Le Mans Pop Festival 2021

LA CAVALE

LA CAVALE

A l’Origine
En 2011, après sept années passées en Allemagne, Marina Tzem fraîchement débarquée à Paris avidement à
poursuivre ses explorations poétiques et musicales entamées sur les scènes berlinoises. Elle rencontre Amélie
Boissonnet, son violon et sa passion pour les mélodies d’Europe de l’Est. La voix s’accorde au violon et se pose sur la  pompe manouche de deux guitaristes gitans croisés en chemin.
Un peu plus loin, la formation autour de Marina et Amélie se recompose pour devenir 100 % féminin. Une
accordéoniste, une guitariste et une clarinettiste les rejoignent et permettent de pousser les expérimentations,
d’esquisser les premiers contours d’une histoire commune. On nomme le projet : « La Cavale ». Parce que fuir c’est quand même mieux. Courir pour de nouveau respirer. Vivre la musique pour prendre la route, provoquer les rencontres, faire des ponts entre les lieux de résistance culturelle.
La composition collective s’amorce, sur les textes originaux de Marina Touilliez, autrice et interprète.

La Cavale, depuis 2015
C’est en 2015 que le groupe trouve sa forme définitive avec l’arrivée d’Antoine Allièse à l’accordéon. Le musicien,
ancien accordéoniste des
Yeux d’la tête, fait résonner l’héritage de la chanson française dans la musique du groupe parisien.
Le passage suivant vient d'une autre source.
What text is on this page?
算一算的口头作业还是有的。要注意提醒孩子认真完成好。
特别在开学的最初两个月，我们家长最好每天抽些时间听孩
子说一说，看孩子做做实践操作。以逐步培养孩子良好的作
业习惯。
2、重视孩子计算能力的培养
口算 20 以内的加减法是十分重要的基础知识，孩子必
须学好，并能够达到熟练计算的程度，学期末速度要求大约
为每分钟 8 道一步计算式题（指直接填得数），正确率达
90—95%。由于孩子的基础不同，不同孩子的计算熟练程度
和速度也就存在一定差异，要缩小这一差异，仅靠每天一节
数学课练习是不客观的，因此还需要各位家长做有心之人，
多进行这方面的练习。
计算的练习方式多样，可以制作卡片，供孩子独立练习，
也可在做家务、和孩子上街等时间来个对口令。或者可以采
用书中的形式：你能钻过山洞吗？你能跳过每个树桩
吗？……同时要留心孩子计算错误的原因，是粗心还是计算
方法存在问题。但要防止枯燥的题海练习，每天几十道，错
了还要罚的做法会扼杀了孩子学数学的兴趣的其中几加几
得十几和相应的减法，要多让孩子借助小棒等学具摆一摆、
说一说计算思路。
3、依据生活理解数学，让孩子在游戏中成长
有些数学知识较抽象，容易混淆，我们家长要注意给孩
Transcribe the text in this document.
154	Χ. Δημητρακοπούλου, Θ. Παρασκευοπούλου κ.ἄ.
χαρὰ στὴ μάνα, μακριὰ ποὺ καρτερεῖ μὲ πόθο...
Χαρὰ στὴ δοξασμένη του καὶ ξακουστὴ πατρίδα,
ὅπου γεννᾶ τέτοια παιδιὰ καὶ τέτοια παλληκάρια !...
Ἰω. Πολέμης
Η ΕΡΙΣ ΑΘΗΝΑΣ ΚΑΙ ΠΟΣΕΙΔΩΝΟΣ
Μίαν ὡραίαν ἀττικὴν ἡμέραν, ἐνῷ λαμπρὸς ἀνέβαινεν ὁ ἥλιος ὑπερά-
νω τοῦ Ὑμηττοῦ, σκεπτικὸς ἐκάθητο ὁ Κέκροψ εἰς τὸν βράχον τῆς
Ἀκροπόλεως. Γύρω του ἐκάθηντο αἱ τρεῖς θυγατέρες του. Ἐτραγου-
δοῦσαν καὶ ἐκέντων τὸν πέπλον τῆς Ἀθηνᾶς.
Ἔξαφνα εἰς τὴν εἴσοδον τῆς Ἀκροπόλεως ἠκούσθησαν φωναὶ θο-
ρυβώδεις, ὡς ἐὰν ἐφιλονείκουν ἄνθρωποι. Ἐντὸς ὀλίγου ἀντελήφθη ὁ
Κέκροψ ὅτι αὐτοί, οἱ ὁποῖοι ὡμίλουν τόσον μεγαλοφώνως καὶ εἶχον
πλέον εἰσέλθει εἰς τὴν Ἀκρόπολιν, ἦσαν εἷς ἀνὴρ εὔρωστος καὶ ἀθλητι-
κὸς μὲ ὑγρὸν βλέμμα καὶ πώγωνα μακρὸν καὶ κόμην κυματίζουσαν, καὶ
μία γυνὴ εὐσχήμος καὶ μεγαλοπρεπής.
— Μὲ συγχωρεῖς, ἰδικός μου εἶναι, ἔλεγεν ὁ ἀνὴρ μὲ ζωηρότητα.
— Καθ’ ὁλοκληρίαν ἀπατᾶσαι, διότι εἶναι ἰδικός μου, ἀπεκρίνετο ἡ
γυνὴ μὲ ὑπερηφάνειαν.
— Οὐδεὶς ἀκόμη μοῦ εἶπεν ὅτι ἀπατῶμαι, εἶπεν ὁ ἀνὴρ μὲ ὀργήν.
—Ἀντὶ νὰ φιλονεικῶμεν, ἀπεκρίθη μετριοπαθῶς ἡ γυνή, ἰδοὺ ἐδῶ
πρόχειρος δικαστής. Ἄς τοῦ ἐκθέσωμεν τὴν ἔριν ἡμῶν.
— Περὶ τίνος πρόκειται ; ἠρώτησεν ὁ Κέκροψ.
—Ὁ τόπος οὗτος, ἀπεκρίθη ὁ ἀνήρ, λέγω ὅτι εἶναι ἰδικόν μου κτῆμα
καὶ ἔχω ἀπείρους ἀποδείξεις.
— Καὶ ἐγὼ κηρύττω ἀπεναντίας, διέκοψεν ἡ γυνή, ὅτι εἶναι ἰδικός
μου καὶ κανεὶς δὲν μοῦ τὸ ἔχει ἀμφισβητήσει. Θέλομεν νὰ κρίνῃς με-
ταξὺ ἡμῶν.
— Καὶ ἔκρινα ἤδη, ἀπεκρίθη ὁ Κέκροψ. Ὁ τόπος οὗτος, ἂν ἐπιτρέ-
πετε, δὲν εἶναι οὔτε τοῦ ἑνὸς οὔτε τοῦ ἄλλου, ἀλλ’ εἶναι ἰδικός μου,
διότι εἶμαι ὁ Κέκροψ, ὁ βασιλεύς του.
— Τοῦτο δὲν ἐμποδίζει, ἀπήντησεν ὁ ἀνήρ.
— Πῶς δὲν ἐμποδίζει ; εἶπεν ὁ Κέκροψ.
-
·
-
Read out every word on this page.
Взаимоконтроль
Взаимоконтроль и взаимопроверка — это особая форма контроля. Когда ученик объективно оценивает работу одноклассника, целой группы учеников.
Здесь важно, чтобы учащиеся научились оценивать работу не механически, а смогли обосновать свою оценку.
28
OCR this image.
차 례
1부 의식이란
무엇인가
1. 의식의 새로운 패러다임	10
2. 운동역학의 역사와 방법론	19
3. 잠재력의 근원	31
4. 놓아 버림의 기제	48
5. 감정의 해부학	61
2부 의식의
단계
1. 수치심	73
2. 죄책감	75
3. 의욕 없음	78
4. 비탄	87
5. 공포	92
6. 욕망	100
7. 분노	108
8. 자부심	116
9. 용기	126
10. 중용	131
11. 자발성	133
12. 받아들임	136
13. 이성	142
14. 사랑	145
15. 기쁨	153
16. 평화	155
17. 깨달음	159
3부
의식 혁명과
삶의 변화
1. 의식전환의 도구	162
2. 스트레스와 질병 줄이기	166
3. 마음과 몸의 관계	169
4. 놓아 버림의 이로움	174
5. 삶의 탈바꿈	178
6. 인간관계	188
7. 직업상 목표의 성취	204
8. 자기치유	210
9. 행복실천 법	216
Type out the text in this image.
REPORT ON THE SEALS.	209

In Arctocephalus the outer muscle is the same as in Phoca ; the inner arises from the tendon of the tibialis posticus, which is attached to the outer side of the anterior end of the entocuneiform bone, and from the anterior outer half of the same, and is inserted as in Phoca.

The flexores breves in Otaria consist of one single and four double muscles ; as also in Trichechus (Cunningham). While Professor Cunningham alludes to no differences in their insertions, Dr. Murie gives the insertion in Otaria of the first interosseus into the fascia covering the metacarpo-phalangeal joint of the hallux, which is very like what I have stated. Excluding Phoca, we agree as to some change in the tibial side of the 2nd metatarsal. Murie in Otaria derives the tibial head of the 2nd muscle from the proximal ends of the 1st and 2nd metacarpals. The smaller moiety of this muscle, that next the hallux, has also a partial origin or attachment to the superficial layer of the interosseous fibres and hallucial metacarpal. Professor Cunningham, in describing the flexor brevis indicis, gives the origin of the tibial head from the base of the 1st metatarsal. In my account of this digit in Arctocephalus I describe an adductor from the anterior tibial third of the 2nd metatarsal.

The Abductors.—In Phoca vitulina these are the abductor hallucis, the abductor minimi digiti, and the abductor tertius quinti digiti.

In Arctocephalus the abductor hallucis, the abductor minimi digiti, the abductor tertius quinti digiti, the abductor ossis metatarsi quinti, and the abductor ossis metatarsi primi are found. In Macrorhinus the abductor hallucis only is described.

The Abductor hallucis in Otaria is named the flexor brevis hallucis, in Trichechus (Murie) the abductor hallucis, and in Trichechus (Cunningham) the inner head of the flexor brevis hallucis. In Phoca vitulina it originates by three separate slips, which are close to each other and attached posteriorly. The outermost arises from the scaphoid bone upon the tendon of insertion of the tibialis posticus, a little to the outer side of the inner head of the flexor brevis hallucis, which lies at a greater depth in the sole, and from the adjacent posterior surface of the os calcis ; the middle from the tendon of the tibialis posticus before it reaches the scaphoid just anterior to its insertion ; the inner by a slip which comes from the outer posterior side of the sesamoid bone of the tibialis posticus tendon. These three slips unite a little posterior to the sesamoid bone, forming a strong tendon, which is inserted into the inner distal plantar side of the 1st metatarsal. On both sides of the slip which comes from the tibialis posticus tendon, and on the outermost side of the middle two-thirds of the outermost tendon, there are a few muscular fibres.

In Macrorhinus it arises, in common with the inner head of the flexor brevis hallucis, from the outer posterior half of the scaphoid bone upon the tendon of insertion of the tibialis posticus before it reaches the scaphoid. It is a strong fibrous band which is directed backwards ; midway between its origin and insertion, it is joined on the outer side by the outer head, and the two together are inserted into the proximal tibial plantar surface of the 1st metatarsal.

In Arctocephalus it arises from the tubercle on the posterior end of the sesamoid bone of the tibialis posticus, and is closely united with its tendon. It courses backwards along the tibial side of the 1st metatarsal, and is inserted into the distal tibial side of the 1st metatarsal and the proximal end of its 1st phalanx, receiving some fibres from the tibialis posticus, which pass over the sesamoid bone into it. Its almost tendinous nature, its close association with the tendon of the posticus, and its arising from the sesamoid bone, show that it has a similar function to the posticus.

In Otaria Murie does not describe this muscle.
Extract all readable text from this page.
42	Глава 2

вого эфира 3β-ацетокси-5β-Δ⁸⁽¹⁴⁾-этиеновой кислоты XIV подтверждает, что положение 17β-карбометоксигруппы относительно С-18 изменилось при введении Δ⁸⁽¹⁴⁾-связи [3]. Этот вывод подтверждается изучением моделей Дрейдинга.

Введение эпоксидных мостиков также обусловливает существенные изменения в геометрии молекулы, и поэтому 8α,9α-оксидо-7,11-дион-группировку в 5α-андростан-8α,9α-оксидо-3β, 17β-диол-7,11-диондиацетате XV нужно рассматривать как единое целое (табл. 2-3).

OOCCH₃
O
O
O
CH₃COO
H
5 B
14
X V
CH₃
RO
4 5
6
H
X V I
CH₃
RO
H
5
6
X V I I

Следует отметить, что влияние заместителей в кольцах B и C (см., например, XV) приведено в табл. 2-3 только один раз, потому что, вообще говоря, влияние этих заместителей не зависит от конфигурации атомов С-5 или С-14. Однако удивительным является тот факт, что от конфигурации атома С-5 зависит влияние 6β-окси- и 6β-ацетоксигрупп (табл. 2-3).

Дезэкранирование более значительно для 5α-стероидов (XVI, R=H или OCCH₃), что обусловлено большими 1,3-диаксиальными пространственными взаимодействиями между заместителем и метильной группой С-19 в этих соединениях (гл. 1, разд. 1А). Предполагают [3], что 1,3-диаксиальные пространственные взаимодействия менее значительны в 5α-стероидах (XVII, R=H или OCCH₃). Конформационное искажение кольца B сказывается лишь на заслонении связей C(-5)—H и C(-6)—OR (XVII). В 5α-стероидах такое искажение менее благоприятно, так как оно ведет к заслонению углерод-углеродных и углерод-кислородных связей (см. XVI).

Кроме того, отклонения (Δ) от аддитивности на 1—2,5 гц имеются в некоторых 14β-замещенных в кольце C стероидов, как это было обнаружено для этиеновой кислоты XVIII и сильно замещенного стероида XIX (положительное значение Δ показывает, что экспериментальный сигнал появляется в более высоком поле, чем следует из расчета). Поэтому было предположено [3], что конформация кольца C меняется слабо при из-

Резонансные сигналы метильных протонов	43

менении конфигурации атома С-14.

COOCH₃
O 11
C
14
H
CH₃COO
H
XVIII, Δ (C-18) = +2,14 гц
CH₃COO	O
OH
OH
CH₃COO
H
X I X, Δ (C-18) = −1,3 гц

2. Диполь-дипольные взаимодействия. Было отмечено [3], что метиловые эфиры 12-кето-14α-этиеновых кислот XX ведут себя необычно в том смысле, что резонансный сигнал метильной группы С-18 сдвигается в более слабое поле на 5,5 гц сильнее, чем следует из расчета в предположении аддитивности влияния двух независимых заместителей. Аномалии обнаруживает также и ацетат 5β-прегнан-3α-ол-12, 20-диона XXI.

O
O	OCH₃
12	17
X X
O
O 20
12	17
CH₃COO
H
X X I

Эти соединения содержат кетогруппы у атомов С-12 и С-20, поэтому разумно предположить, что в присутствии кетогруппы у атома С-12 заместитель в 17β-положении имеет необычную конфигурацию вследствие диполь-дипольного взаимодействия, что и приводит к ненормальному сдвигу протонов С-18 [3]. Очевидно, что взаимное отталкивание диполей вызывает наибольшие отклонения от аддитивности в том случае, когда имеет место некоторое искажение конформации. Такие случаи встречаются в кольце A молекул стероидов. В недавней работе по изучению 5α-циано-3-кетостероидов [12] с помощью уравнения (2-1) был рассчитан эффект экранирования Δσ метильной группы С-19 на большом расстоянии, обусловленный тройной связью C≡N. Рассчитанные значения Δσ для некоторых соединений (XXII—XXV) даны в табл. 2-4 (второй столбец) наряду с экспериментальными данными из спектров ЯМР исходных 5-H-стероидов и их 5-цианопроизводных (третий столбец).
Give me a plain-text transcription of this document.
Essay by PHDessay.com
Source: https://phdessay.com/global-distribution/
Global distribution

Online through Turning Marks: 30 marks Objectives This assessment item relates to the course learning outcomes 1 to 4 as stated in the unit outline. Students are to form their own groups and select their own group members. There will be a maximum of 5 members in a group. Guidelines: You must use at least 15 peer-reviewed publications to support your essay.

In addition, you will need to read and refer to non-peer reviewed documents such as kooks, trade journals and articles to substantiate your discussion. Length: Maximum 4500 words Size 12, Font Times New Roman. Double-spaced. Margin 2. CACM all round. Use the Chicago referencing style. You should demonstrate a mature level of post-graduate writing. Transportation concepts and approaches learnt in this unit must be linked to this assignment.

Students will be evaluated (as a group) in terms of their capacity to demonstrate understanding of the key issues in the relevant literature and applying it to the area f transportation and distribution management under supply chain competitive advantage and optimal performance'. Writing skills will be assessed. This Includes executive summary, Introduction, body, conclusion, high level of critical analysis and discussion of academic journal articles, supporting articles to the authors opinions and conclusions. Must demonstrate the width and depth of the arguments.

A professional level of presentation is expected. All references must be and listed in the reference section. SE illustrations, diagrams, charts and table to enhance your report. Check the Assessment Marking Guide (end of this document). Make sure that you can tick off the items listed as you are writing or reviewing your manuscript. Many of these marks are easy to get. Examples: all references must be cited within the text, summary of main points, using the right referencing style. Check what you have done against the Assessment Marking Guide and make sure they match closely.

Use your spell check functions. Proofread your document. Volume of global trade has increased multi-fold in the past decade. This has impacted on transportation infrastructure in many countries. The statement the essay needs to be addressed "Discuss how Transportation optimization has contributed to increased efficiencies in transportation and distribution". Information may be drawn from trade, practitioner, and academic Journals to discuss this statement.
La contrebasse de Benjamin Chabert, qui les rejoint, vient mettre la dernière patine à la musique à la fois familière et onirique de La Cavale.

Empruntes de musiques tsiganes, de Klezmer ou des airs de cabarets, les mélodies de La Cavale n’ont aucune
frontière et s’inspirent aussi bien de l’univers d’
Emir Kusturica, des musiques traditionnelles, de Dikanda, de La
Caravane passe
que de ceux de Lhasa de Sela ou de Mano Solo.
La Cavale se rode sur les planches des cafés-concerts. Les Trois Arts à Paris et le bateau El Alamein deviennent pour un temps ses lieux de rendez-vous réguliers.
Mais l’ADN du groupe est de faire prendre l’air à ses chansons, de les affûter au
voyage : Lyon, Arles, Avignon, Marseille, Carpentras, Saint Malo, la Nièvre et l’Yonne,
le Tarn, la Corrèze et la Creuse…
Le projet s’assume politique et s’invite à des événements qu’il souhaite soutenir :
le festival des troquets de Paris, organisé par les éditions l’Echappée en 2016, les lieux de liberté sociale et artistique de la Villa Mais d’ici, et du Jardin d’Alice, une lecture concert dédiée à Marina seataeva à la librairie Quilombo (2018), des concerts
auprès de personnes en situation de handicap mental…

Le groupe est accueilli tant sur les scènes de la chanson française que sur les scènes de musique balkan. La Cavale joue à la Menuiserie de Pantin, au Forum Léo Ferré d’Ivry sur Seine, sur la scène ouverte du festival Django Reinhardt à Fontainebleau …
Le groupe tisse un réseau de musiciens et amis à travers ses rencontres au Festival des Balkans de Taconnay, au
festival Pied au Planchez, au Café Plùm à Lautrec, au en Corrèze… jouer devient une question de solidarité, une
condition indispensable à la rencontre et au lien.
Animé par le souhait d’enregistrer ses chansons et de composer, le groupe réalise en octobre 2019 une résidence au Château de Monthelon, lieu vivant de création artistique et circassienne dans l’Yonne où il enregistre son premier disque éponyme : « La Cavale – Cabaret nomade ».